Piano, piano, piano…Avec ma belle professore italienne, fraiche émoulue du Conservatoire (et drôlement moulée dans son pantalon..). Ce soir, petit comité restreint, mais international pour une jolie verticale de mon vin. Après avoir dégusté toutes mes plus grandes réussites, cette petite assemblée va pouvoir entendre le virtuose que je suis… Ainsi, ils iront porter la bonne parole aux quatre coins du monde.
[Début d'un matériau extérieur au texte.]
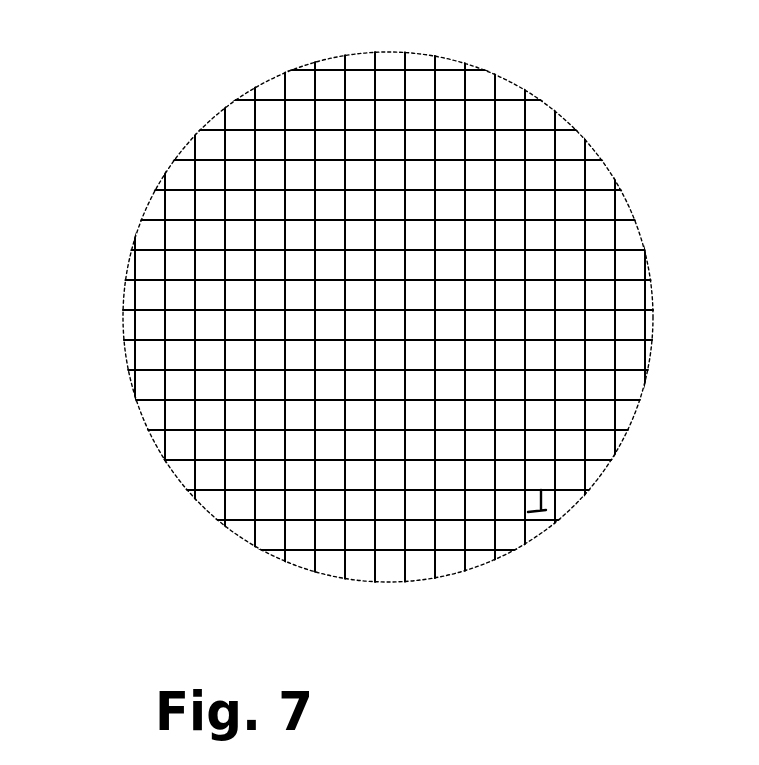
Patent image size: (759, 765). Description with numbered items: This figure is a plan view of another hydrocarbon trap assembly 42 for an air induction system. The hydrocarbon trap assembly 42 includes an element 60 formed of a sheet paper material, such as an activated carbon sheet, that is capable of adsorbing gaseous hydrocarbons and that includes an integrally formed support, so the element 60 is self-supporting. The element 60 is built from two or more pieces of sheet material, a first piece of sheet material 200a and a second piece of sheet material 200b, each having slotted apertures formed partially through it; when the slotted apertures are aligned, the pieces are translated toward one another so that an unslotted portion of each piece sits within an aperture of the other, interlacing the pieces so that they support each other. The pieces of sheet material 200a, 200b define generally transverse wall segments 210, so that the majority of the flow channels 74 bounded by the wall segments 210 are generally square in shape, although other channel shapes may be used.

The hydrocarbon trap assembly 42 is at (577, 113).
The element 60 is at (557, 205).
The flow channels 74 is at (570, 289).
The first piece of sheet material 200a is at (618, 387).
The second piece of sheet material 200b is at (624, 366).
The wall segments 210 is at (545, 510).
Je les entends d’ici :  « Non seulement son vin est divin mais en plus, quel homme formidable ! Le piano, la conversation, l’humour, la culture, la maîtrise des langues…. ». Tiens à propos, il faudra que je montre à ma belle transalpine comment je la maîtrise bien cette langue, et elle me fera profiter de son doigté. Quelles mains elle a ! Une promesse ! Ah, mais p… Béla Bartok pour s’exercer, quelle plaie !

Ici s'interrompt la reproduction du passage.